We can't build a collider bigger than the surface of the earth TODAY.

We had not gone outside of the earth, but that does not mean that in the future they wont.

That "we already know everything about the world" had been said for long. It was said to Socrates centuries before Jesus was born, and it was said to the inventor of the microscope(why do we need something to see everything we already know bigger?).

The interesting part is that we don't know what we don't know. E.g we know 0 about the real cause of gravity.

>We can't build a collider bigger than the surface of the earth TODAY.

Yeah, I'm sure the processor that so eloquently addressed tons of issues in his interview also knew that. The thing is the possibility of doing it tomorrow is not that big either. We are more like to regress or kill everybody (from nuclear war to bacterial resistance), than to conquer the universe. And even if we did fan out to the Solar system planets, the logistics stil look bad for us. Plus, some things we investigate approach physical limits, so no amount of "larger colliders" or "more energy" will help us with those.

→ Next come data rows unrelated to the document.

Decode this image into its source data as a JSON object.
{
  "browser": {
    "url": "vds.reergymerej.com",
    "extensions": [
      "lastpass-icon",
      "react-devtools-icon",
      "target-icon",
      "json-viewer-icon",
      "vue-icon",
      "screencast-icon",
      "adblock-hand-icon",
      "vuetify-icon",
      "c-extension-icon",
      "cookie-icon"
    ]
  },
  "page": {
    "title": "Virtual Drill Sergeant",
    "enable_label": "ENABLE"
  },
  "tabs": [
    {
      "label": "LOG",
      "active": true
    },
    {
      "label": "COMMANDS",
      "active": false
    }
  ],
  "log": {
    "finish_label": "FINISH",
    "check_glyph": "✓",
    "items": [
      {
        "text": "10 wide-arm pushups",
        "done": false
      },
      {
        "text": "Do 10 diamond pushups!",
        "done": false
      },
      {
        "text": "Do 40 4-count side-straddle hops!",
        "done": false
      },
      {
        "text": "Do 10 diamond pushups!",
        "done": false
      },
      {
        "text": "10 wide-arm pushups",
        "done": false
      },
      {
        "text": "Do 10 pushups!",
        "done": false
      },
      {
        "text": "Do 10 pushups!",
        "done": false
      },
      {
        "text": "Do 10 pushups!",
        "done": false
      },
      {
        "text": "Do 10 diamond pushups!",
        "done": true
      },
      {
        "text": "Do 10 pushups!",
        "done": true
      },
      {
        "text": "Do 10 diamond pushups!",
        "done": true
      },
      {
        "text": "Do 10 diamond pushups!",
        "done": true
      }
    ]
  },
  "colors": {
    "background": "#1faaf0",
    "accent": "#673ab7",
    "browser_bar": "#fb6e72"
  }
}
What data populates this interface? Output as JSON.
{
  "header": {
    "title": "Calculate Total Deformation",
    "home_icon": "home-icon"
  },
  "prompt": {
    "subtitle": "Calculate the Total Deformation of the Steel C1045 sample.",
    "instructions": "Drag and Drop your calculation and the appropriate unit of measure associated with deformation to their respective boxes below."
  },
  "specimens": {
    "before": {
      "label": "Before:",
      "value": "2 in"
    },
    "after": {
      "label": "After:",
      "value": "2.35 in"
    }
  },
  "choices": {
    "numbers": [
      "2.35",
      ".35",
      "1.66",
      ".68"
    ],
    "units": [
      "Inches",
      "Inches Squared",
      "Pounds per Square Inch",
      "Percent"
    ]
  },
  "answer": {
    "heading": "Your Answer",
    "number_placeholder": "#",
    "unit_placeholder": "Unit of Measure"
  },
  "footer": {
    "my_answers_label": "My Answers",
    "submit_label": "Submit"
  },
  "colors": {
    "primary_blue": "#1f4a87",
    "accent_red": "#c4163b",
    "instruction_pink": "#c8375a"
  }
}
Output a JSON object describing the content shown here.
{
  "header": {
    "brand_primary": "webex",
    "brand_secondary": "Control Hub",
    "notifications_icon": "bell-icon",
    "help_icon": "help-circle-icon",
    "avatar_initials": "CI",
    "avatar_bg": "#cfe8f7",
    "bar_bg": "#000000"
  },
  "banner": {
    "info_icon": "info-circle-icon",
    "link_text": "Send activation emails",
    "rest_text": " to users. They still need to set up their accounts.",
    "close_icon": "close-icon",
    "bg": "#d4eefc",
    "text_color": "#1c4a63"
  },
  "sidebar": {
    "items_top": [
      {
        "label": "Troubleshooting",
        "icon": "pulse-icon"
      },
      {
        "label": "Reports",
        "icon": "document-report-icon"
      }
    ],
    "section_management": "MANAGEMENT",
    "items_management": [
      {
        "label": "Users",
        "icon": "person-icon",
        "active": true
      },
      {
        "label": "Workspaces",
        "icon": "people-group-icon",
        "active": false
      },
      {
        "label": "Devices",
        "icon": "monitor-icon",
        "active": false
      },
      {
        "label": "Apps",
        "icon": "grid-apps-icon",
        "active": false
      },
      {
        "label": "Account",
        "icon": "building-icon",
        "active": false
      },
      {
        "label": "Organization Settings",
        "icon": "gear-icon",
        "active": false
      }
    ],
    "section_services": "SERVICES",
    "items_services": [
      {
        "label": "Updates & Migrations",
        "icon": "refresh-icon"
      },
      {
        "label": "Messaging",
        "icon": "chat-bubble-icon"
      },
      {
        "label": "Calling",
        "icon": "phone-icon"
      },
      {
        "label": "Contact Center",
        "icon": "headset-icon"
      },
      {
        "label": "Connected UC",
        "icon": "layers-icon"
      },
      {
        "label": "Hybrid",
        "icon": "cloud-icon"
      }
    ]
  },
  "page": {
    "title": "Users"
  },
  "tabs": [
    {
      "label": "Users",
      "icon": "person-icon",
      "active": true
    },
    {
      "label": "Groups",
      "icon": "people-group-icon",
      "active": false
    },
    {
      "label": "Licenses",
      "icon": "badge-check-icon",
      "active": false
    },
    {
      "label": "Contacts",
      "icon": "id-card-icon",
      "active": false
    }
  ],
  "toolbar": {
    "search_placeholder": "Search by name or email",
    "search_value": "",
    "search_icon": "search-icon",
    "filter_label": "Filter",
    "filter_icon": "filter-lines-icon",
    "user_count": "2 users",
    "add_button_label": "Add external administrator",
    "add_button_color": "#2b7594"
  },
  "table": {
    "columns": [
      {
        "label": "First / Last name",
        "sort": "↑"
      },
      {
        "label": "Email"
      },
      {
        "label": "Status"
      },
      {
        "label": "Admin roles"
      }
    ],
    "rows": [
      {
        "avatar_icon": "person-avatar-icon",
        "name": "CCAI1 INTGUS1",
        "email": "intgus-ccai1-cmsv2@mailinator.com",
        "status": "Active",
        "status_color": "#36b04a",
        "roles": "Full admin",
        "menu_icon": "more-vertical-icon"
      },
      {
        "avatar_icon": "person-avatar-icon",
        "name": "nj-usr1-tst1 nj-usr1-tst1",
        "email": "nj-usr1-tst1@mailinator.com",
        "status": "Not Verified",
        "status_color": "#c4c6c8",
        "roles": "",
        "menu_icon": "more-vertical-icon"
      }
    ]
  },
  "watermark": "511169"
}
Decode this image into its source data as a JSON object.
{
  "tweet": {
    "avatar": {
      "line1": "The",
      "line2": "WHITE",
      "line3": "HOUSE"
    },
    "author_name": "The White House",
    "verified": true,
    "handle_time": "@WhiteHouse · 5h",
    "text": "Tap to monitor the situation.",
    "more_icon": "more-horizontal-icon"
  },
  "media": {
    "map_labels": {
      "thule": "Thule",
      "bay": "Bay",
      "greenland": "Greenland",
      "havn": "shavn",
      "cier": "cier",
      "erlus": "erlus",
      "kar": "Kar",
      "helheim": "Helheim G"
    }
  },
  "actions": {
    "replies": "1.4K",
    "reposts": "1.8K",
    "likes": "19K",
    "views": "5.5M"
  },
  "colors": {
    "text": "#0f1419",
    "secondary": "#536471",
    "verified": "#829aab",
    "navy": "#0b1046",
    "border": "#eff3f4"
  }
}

>That "we already know everything about the world" had been said for long.

There's nothing about saying something and being wrong for a long time that precludes it eventually being true.

Plus, it's not like we actually have said that "we know everything about the world" for a long time. Most societies, from ancient Egypt to Greece, to medieval times and renessaince and so one, believed there are tons of mysteries to be solved and things to be explained, and worked on finding things out. Yes, even the during the so called "dark ages" (mediaval times) they did that, math and other kind of sciences, from medicine to cartography, was practiced strongly even then. The common misconception about those ages thinking "they know everything" is just an old wives tale -- often just based on the sayings of some fundamendalists.

It sounds like you're saying that we should focus on things that give us a bigger bang for our buck today, instead of hoping that tomorrow we'll be able to turn the asteroid belt into a collider. And that's true. But we were more pessimistic about our survival prognosis during the cold war, and we seem to have made it through that. There surely is a middle ground between "let's see what this dollar will get us" and "maybe, in the future, when we have a quajillion dinaros".
To understand Ellis' motivation, note:

"Q: You are a Christian, more specifically a Quaker. Does your faith have any effect on your scientific views, or vice versa?

Ellis: It may affect to some degree the topics I choose to tackle (...)"

He just wants to remain religious. Good that the interviewer didn't miss that question.

On another side, it's interesting that one of the books by the interviewer is: "Horgan, John and Reverend Frank Greer (2002). Where Was God on September 11? (A Scientist Asks a Ground Zero Pastor). San Francisco: Browntrout Publishers." Why "scientist" when the Wikipedia article on Horgan cites his education as "Columbia University School of Journalism (1983)" I don't know.